Begg chuckled. “Five pillars of wisdom or maybe the five amigos? I might need to find a better corny analogy.”

  1. Social monitoring: “Social monitoring is key to us,” Begg said. “Radian6 got it’s start by listening and helping make sense of the hundreds of thousands of conversations going on out there.”

Radian6 supports  a total of 17 languages, with the addition of Turkish and Polish, which were announced today.

  1. Social insights: “Typically with social media listening, the marketing metrics available for marketers are very much data-driven: How many followers? How many posts? How often do people comment – and while all of that is useful, marketers started to want more,” Begg said. “The insight platform brings more interesting metrics [into the mix], such as likes and dislikes, influences, influenced by – all things that marketers look at when trying to understand consumers.”
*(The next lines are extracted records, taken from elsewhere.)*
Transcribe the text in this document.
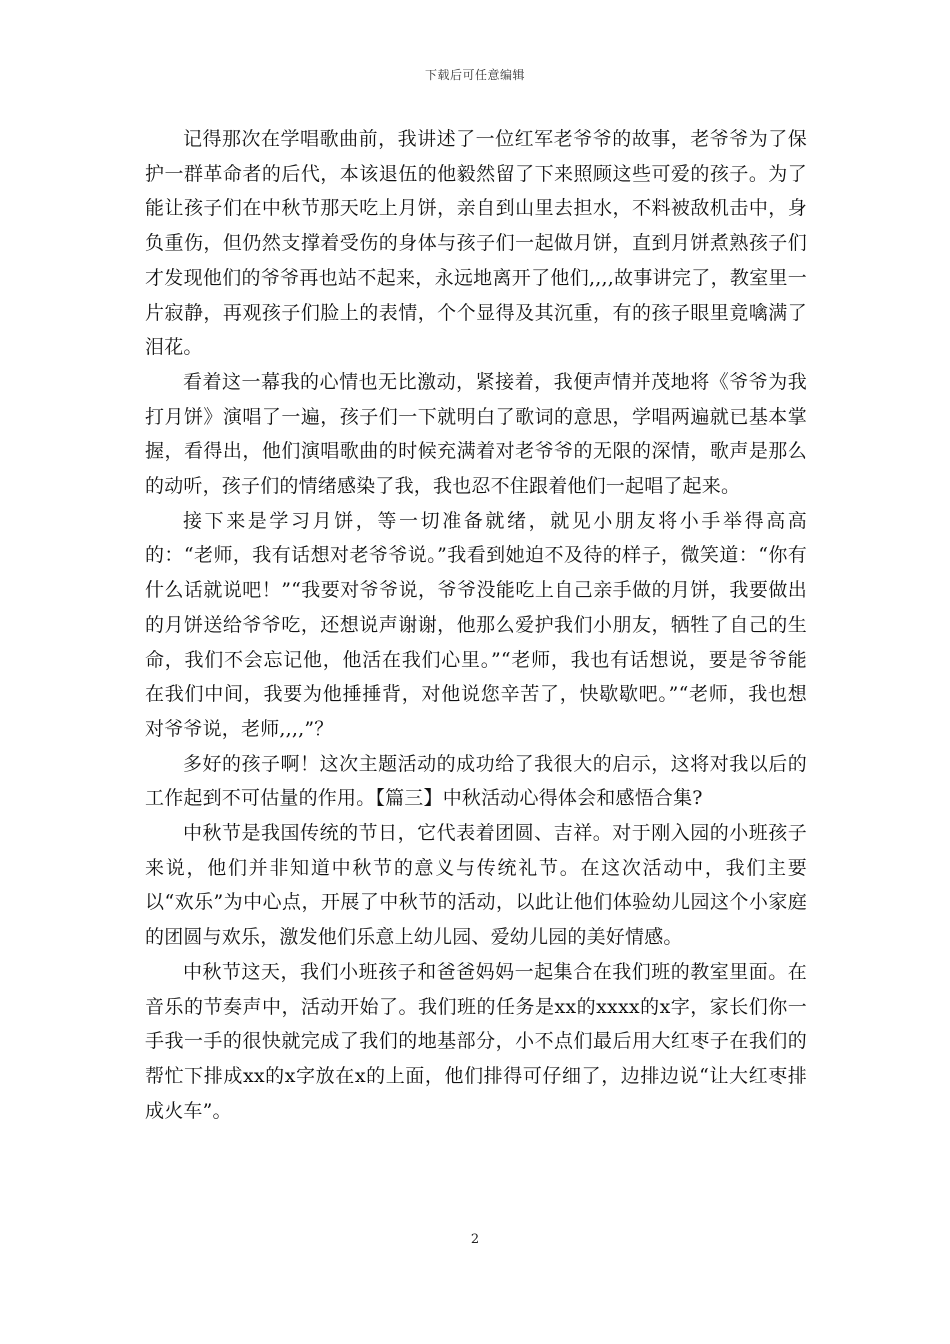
下载后可任意编辑

记得那次在学唱歌曲前，我讲述了一位红军老爷爷的故事，老爷爷为了保护一群革命者的后代，本该退伍的他毅然留了下来照顾这些可爱的孩子。为了能让孩子们在中秋节那天吃上月饼，亲自到山里去担水，不料被敌机击中，身负重伤，但仍然支撑着受伤的身体与孩子们一起做月饼，直到月饼煮熟孩子们才发现他们的爷爷再也站不起来，永远地离开了他们,,,,故事讲完了，教室里一片寂静，再观孩子们脸上的表情，个个显得及其沉重，有的孩子眼里竟噙满了泪花。

看着这一幕我的心情也无比激动，紧接着，我便声情并茂地将《爷爷为我打月饼》演唱了一遍，孩子们一下就明白了歌词的意思，学唱两遍就已基本掌握，看得出，他们演唱歌曲的时候充满着对老爷爷的无限的深情，歌声是那么的动听，孩子们的情绪感染了我，我也忍不住跟着他们一起唱了起来。

接下来是学习月饼，等一切准备就绪，就见小朋友将小手举得高高的：“老师，我有话想对老爷爷说。”我看到她迫不及待的样子，微笑道：“你有什么话就说吧！”“我要对爷爷说，爷爷没能吃上自己亲手做的月饼，我要做出的月饼送给爷爷吃，还想说声谢谢，他那么爱护我们小朋友，牺牲了自己的生命，我们不会忘记他，他活在我们心里。”“老师，我也有话想说，要是爷爷能在我们中间，我要为他捶捶背，对他说您辛苦了，快歇歇吧。”“老师，我也想对爷爷说，老师,,,,”？

多好的孩子啊！这次主题活动的成功给了我很大的启示，这将对我以后的工作起到不可估量的作用。【篇三】中秋活动心得体会和感悟合集?

中秋节是我国传统的节日，它代表着团圆、吉祥。对于刚入园的小班孩子来说，他们并非知道中秋节的意义与传统礼节。在这次活动中，我们主要以“欢乐”为中心点，开展了中秋节的活动，以此让他们体验幼儿园这个小家庭的团圆与欢乐，激发他们乐意上幼儿园、爱幼儿园的美好情感。

中秋节这天，我们小班孩子和爸爸妈妈一起集合在我们班的教室里面。在音乐的节奏声中，活动开始了。我们班的任务是xx的xxxx的x字，家长们你一手我一手的很快就完成了我们的地基部分，小不点们最后用大红枣子在我们的帮忙下排成xx的x字放在x的上面，他们排得可仔细了，边排边说“让大红枣排成火车”。

2
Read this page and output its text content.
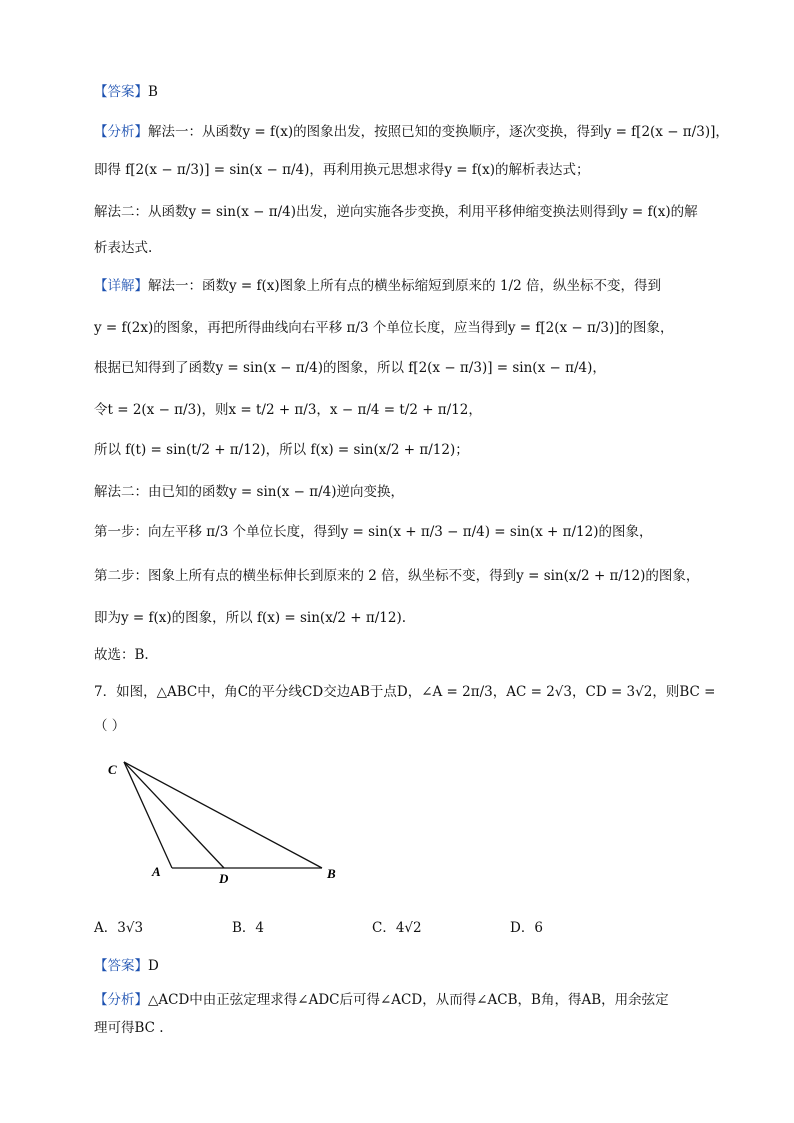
【答案】B
【分析】解法一：从函数y = f(x)的图象出发，按照已知的变换顺序，逐次变换，得到y = f[2(x − π/3)]，
即得 f[2(x − π/3)] = sin(x − π/4)，再利用换元思想求得y = f(x)的解析表达式；
解法二：从函数y = sin(x − π/4)出发，逆向实施各步变换，利用平移伸缩变换法则得到y = f(x)的解
析表达式.
【详解】解法一：函数y = f(x)图象上所有点的横坐标缩短到原来的 1/2 倍，纵坐标不变，得到
y = f(2x)的图象，再把所得曲线向右平移 π/3 个单位长度，应当得到y = f[2(x − π/3)]的图象，
根据已知得到了函数y = sin(x − π/4)的图象，所以 f[2(x − π/3)] = sin(x − π/4)，
令t = 2(x − π/3)，则x = t/2 + π/3，x − π/4 = t/2 + π/12，
所以 f(t) = sin(t/2 + π/12)，所以 f(x) = sin(x/2 + π/12)；
解法二：由已知的函数y = sin(x − π/4)逆向变换，
第一步：向左平移 π/3 个单位长度，得到y = sin(x + π/3 − π/4) = sin(x + π/12)的图象，
第二步：图象上所有点的横坐标伸长到原来的 2 倍，纵坐标不变，得到y = sin(x/2 + π/12)的图象，
即为y = f(x)的图象，所以 f(x) = sin(x/2 + π/12).
故选：B.
7．如图，△ABC中，角C的平分线CD交边AB于点D，∠A = 2π/3，AC = 2√3，CD = 3√2，则BC =
（ ）
C
A	D	B
A．3√3	B．4	C．4√2	D．6
【答案】D
【分析】△ACD中由正弦定理求得∠ADC后可得∠ACD，从而得∠ACB，B角，得AB，用余弦定
理可得BC .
Ultimately, Begg says the company envisions a thriving marketplace populated by the best of third part analytics companies integrated with Radian6 technology where marketers can shop for real time marketing products tailored to their specific needs.

  1. Social engagement: “Engagement has always been the other half of the Radian6 product line – giving marketers the tools and the applications to go out and engage one-on-one with their customers on social platforms with tracking and workflow,” Begg said.

At CloudForce today, Radian6 announced the addition of “even deeper integration” with Salesforce.com to “really expand it and make it more native to the application,” he said.

  1. Social workflow: “The biggest announcement, at least from a Radian6 point of view, is the social hub,” Begg said. “It’s like a rules engine – I know that sounds kind of nerdy – but what it’s doing is it’s taking hundreds of thousands of conversations and automatically applying rules and workflow to route those posts directly to the right person.”

It’s about applying “business intelligence” to social so nobody slips through the cracks, he explained.

(I asked Begg what he thought the coolest part of the new platform is in his opinion and he said, without hesitation: “Oh, definitely the social hub.”)

  1. Social websites: Socially rich websites are vital if marketers want to engage meaningfully with their customers – and that’s what Siteforce is about. According to Salesforce, Siteforce will allow marketers “to move at the speed of social” and easily build, edit and publish “pixel perfect websites” using a drag and drop interface. Not bad.

So, basically the philosophy behind the Social Marketing Cloud is that information is power – right? Begg demurred.

“Well, knowledge is power, yes,” Begg said. “But I would say it’s even more than that. I would say: Engagement is possible.”